Rosalind Franklin, una científica oculta tras otros éxitos
El 25 de abril se celebra el Día Mundial del ADN. Y, aunque el Nobel fue para 3 hombres, el logro fue de una mujer. Sacó la "Fotografía 51".
Desde 2003 se celebra a nivel internacional el Día del ADN el 25 de abril por el descubrimiento de la estructura en doble hélice del ácido desoxirribonucleico (ADN), uno de los hallazgos científicos más importantes del siglo XX.
El 25 de abril de 1953 el biólogo estadounidense James Watson y el físico británico Francis Crick publicaron en la revista Nature el artículo titulado “Molecular Structure of Nucleic Acids: A Structure for Deoxyribose Nucleic Acid”. En esta publicación propusieron un modelo de la estructura del ADN.
Rosalind Elsie Franklin nació en Londres el 25 de julio de 1920 y falleció a los 37 años de cáncer de ovario, (supuestamente por la radiación recibida al investigar). En 1941 se graduó en Física, Química y Matemática en la Universidad de Cambridge, cuando esta aún no entregaba títulos de licenciatura ni de maestría a mujeres. Se especializó en Química y Cristalografía.
Ya como doctora, en mayo de 1952 la científica consiguió, con el difractómetro de rayos X, fotografiar la cara B del ADN hidratado. La famosa imagen se conoció como la “Fotografía 51” y resultó fundamental para el avance en genética, ya que permitió inferir la estructura helicoidal.
Su compañero de laboratorio, Maurice Wilkins —a sus espaldas— le mostró la fotografía a Watson, quien —junto con Crick— estaban obsesionados por el descubrimiento de la estructura del ADN. Esta es una historia más de una científica relegada en su enorme rol y aporte.
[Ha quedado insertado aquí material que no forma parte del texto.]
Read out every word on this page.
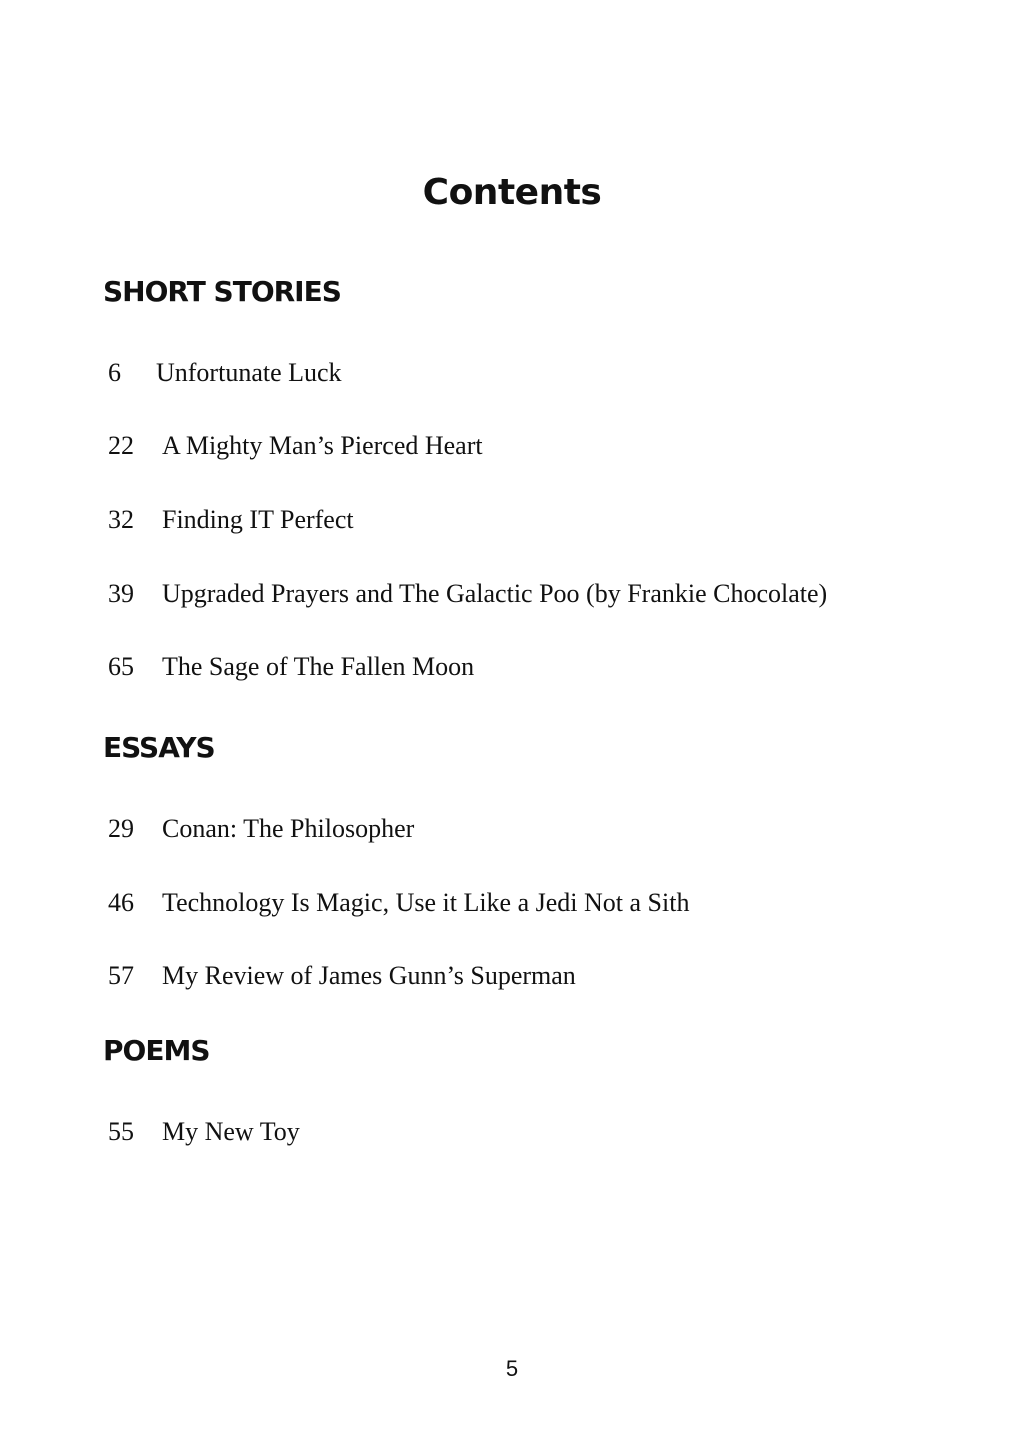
Contents
SHORT STORIES
6 Unfortunate Luck
22 A Mighty Man’s Pierced Heart
32 Finding IT Perfect
39 Upgraded Prayers and The Galactic Poo (by Frankie Chocolate)
65 The Sage of The Fallen Moon
ESSAYS
29 Conan: The Philosopher
46 Technology Is Magic, Use it Like a Jedi Not a Sith
57 My Review of James Gunn’s Superman
POEMS
55 My New Toy
5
Poco después, la revista Nature publicó tres artículos de los grandes hallazgos de la biología. El primero, firmado por Crick y Watson, fue la estrella: la estructura del ADN; el segundo fue un artículo de Wilkins y el tercero, el de Rosalind. Pero, por como lo presentaba la revista, parecía ser complementario de las otras investigaciones. Incómoda con la situación, Rosalind decidió entonces abandonar todo lo relacionado con el tema.
Su carrera científica prosiguió. Lideró trabajos pioneros relacionados con el virus del mosaico del tabaco y el poliovirus. En 1962, (cuatro años después de que ella falleciera) sus colegas Watson, Crick y Wilkins fueron galardonados con el Premio Nobel por su trabajo en el descubrimiento del ADN. El nombre de Rosalind Franklin no se mencionó, ni se reconoció su contribución en el avance científico.
Participó activamente en sindicatos y en movimientos de defensa del sufragio femenino. Era directa y apasionada, le encantaba el debate, era seria y, a veces, dura y abrasiva. Wilkins, por ejemplo, la consideraba desagradable. Watson, como siempre, fue el más cruel y en “La doble hélice”, su libro de memorias de aquella época, escribe párrafos que rozan el insulto: “Estaba decidida a no destacar sus atributos femeninos. Aunque era de rasgos enérgicos, no carecía de atractivo, y habría podido resultar muy guapa si hubiera mostrado el menor interés por vestir bien...”.
Hoy, en épocas en que es necesario comprender secuenciaciones de genomas como el del coronavirus, sabemos que allá lejos, una científica vio lo que otros no podían.